Social support has been measured in the report as having someone to count on in times of trouble. How could India do badly on this? After all, India is a country of strong communities, joint families with a culture of sharing and caring. And time and again we have showcased this beautifully.

The most recent example that I can see in the public sphere is the way some parliamentarians stood up against victimisation of one of their own who got banned from flying due to alleged misbehaviour with the staff member of an airline. As he stood up to speak in the House, bruised and battered in the battle against the tyranny of multiple airlines that imposed a flying ban on him, I could see the immense respect he generated from various corners of the House. How can we say we don’t have someone to count on in times of trouble?

No matter what the trouble is, in India you will always find support (be rich and powerful, please). Another factor used in the report is the perceived freedom to make life decisions. I am amazed at the blatant neglect the report has shown towards the efforts our country has made to ensure this freedom.

There is full freedom with a small asterisk mark. Freedom to choose food (*unless it is Tuesday, Thursday and Saturday), freedom to watch cinema (*but no ladies-oriented content about lipsticks and burkha), freedom to love (*but it should be different sex, same caste and in accordance with Indian culture), freedom to divorce over the phone, and so on and on. So many freedoms, such less appreciation.

Generous donations

The report also talks about generosity as measured by recent donations for charitable purposes. We are a donation-oriented society. Whatever we earn, we donate. We are generous people. Maybe we bargain with rickshaw-pullers, road- side vendors, domestic helpers and porters, but we do not bargain hard. We show a charitable mindset.

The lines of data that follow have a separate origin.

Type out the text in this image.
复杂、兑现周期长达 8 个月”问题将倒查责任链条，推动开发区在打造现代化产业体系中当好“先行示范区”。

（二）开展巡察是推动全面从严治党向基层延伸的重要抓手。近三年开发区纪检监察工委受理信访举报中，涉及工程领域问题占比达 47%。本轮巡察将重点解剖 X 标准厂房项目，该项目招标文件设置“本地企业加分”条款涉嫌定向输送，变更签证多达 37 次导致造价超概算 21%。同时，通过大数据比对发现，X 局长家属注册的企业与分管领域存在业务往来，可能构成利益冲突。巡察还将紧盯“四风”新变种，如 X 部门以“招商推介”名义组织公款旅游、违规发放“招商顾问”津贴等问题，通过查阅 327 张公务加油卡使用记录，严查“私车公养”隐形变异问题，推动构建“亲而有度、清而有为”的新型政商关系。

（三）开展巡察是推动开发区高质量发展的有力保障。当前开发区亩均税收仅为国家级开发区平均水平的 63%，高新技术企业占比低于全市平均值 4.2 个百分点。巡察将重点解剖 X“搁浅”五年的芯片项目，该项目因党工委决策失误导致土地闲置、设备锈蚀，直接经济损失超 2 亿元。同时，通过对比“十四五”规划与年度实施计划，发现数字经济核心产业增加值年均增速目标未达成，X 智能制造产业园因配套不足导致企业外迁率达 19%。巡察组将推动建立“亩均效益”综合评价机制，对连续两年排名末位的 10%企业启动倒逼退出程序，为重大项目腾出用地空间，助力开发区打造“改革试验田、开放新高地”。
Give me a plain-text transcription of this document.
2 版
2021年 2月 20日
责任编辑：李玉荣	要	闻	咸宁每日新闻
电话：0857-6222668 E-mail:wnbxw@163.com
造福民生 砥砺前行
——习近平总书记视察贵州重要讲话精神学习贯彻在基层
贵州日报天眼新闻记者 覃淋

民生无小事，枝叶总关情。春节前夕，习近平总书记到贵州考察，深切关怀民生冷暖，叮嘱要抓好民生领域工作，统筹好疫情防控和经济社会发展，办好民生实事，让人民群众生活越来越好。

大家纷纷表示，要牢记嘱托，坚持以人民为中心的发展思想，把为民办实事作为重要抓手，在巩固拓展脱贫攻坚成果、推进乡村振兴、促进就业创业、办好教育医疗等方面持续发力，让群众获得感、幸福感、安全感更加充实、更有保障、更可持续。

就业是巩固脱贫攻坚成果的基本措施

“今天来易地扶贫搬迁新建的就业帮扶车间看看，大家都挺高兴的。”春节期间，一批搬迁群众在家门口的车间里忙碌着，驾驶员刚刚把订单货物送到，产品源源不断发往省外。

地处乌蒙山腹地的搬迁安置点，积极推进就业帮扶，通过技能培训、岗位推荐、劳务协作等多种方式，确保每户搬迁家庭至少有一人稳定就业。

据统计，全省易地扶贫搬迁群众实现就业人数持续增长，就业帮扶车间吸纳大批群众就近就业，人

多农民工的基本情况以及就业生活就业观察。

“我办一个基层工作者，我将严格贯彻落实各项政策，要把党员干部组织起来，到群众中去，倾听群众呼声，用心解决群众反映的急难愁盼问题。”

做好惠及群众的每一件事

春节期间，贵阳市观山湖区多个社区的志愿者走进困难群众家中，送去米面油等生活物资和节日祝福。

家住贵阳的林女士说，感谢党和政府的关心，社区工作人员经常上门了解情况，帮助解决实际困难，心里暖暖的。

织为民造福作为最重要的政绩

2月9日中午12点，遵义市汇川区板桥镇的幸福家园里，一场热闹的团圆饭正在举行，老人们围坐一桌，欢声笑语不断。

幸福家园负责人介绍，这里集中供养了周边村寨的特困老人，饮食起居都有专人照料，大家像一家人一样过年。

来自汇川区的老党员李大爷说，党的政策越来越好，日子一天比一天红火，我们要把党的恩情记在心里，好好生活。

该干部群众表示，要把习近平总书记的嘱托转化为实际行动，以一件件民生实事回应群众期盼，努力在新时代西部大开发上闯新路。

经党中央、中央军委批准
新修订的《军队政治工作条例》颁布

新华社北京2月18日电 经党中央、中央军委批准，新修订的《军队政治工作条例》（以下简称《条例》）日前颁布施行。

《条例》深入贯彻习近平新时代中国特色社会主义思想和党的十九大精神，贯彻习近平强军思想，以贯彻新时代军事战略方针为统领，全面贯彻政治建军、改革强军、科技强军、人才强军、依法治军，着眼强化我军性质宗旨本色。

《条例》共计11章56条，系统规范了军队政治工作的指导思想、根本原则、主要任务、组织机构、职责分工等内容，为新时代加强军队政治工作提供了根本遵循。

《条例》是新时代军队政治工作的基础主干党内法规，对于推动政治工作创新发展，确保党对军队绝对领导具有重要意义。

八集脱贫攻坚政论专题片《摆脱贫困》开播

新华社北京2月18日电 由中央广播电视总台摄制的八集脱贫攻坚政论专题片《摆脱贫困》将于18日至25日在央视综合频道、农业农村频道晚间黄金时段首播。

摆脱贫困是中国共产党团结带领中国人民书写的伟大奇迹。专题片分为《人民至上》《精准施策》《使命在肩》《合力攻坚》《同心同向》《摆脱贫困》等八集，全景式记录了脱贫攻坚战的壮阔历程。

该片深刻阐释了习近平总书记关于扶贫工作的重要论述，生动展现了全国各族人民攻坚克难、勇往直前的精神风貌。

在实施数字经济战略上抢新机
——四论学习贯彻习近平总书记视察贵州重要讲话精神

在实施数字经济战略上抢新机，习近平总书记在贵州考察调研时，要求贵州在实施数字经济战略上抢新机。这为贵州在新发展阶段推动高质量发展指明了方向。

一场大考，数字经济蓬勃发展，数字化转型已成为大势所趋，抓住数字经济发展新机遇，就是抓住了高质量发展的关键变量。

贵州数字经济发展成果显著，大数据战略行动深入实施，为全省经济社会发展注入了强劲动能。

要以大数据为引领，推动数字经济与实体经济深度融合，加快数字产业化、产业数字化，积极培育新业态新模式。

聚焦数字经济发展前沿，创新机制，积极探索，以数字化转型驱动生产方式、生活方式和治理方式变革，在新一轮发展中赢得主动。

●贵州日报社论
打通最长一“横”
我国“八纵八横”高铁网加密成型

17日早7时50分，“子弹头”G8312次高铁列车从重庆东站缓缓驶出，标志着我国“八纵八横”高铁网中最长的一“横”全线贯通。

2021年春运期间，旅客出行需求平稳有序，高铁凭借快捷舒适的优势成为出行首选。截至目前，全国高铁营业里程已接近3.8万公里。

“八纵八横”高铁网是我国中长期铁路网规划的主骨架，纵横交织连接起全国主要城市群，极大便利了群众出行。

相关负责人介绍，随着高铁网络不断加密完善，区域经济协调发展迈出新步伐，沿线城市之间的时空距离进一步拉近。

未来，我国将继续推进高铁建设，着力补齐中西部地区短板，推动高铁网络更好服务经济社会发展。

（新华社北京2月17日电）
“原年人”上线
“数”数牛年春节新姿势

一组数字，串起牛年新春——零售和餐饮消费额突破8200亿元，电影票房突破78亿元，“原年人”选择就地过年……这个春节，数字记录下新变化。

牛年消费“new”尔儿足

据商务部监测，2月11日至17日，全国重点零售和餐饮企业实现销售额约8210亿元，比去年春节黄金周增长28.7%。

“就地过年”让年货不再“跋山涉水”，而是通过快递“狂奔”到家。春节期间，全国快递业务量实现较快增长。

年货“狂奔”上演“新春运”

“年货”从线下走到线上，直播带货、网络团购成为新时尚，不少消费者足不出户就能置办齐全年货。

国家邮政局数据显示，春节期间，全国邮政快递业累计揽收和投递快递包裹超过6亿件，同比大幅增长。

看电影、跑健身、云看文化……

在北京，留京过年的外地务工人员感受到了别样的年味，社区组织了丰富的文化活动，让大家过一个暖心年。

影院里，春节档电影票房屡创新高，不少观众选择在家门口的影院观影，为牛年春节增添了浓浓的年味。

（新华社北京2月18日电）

Every once in a while we also get charitable at the traffic signals. We also donate to political parties, sometimes even pay their legal bills. Sometimes when we feel we haven’t contributed enough we go back to ‘Being Human’ and donate generously. So how can India be ranked low on this? We trust our leaders. We trust their kids and in future we will trust their kids also. We believe in genes. We have a scientific temper.

Then how come our country has been ranked so low in the list? I smell conspiracy here. This looks like a well-coordinated attempt at maligning our country’s reputation on a global scale. This demands attention. As a responsible citizen of my country, I feel offended. My sentiments have been hurt. I am sure that after reading this you must be feeling the same. Come join me in my protest and together we can shut a few shops, burn a few vehicles or call for a bandh. We must unite to show the world how happy we are!